I’m glad to see the trucking industry coming out against the tolls. It’s a stupid idea, and to add to the stupidity, they are studying the possibility of doing the same thing to I-95.
Currently, to see Bitter, in Virginia, I pay the 3-dollar tolls in Delaware, both ways (actually, I’ve been bypassing them now, it’s easy, actually), a 5 dollar toll one way in Maryland, and a 2 dollar toll both ways for the Fort McHenry Tunnel. Grand total is 15 dollars in tolls. That’s, of course, in addition to the $600 a year I fork over to the Pennsylvania Turnpike Commission just on my daily commute.
Pennsylvania ought to be ripping up toll booths, not looking for excuses to build new ones. I’d be a very bad anarcho-capitalist, but I’ve always believed that tax money is well spent on public roads. Everyone benefits, even people who don’t drive. It ought to be a collectively borne cost. There are some narrow instances where I think tolls make sense, but otherwise it’s too easy for state governments who are bad at managing cash to raise money through tolls as a back door method for taxation.

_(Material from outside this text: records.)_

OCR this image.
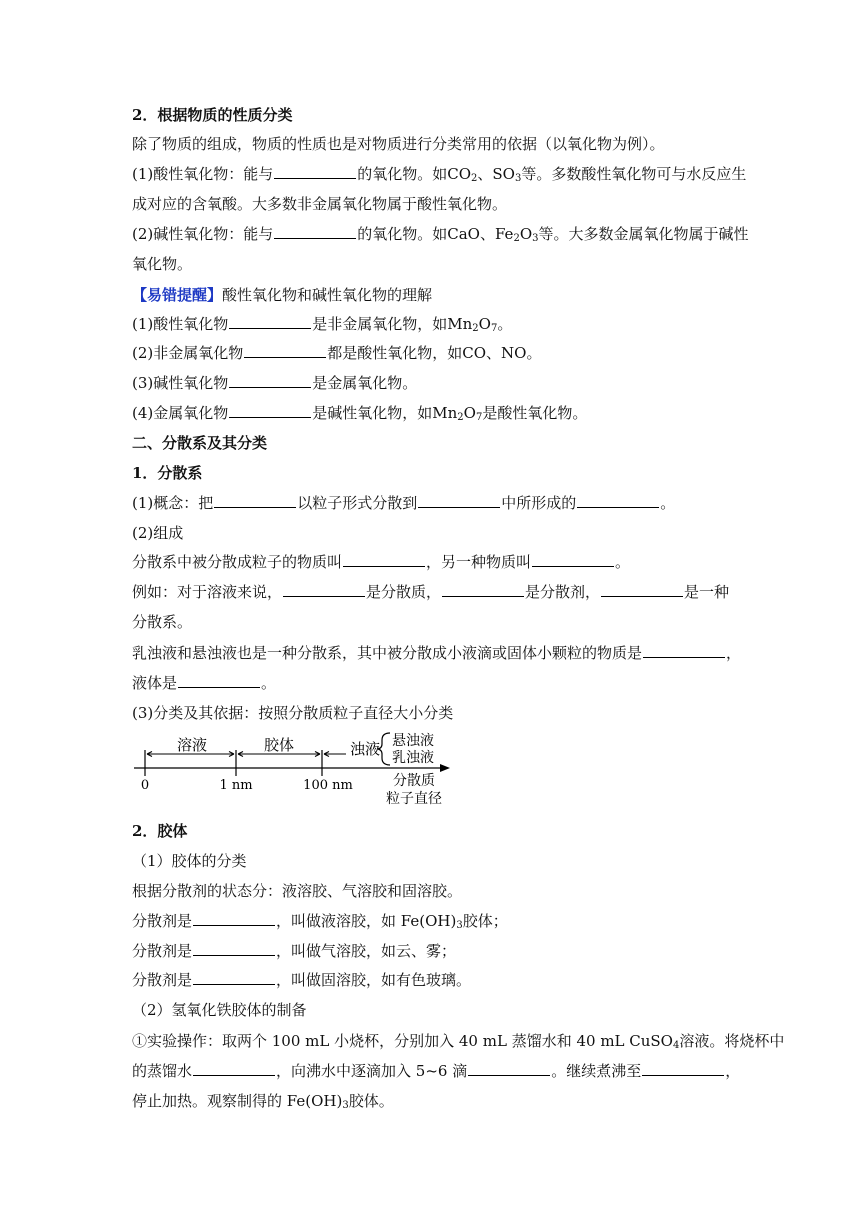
2．根据物质的性质分类
除了物质的组成，物质的性质也是对物质进行分类常用的依据（以氧化物为例）。
(1)酸性氧化物：能与	的氧化物。如$CO_2$、$SO_3$等。多数酸性氧化物可与水反应生
成对应的含氧酸。大多数非金属氧化物属于酸性氧化物。
(2)碱性氧化物：能与	的氧化物。如CaO、$Fe_2O_3$等。大多数金属氧化物属于碱性
氧化物。
【易错提醒】酸性氧化物和碱性氧化物的理解
(1)酸性氧化物	是非金属氧化物，如$Mn_2O_7$。
(2)非金属氧化物	都是酸性氧化物，如CO、NO。
(3)碱性氧化物	是金属氧化物。
(4)金属氧化物	是碱性氧化物，如$Mn_2O_7$是酸性氧化物。
二、分散系及其分类
1．分散系
(1)概念：把	以粒子形式分散到	中所形成的	。
(2)组成
分散系中被分散成粒子的物质叫	，另一种物质叫	。
例如：对于溶液来说，	是分散质，	是分散剂，	是一种
分散系。
乳浊液和悬浊液也是一种分散系，其中被分散成小液滴或固体小颗粒的物质是	，
液体是	。
(3)分类及其依据：按照分散质粒子直径大小分类
溶液	胶体	浊液 悬浊液
乳浊液
0	1 nm	100 nm	分散质
粒子直径
2．胶体
（1）胶体的分类
根据分散剂的状态分：液溶胶、气溶胶和固溶胶。
分散剂是	，叫做液溶胶，如 $Fe(OH)_3$胶体；
分散剂是	，叫做气溶胶，如云、雾；
分散剂是	，叫做固溶胶，如有色玻璃。
（2）氢氧化铁胶体的制备
①实验操作：取两个 100 mL 小烧杯，分别加入 40 mL 蒸馏水和 40 mL CuSO$_4$溶液。将烧杯中
的蒸馏水	，向沸水中逐滴加入 5~6 滴	。继续煮沸至	，
停止加热。观察制得的 $Fe(OH)_3$胶体。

It’s not just Pennsylvania.  Delaware is talking about raising it’s 21 mile section of I95 to 4 dollars both ways, up from 3 dollars. I’ve also heard they are considering putting a toll plaza on the 896 offramp to discourage people from shirking the toll on the back roads like I’ve been doing. That’s 8 dollars to go through Delaware and back! At some point I think the federal government needs to step in and tell the states enough.  The feds are eager to use their power to regulate interstate commerce for stupid crap that’s neither interstate nor commerce, they can damn well use it for what it was meant for!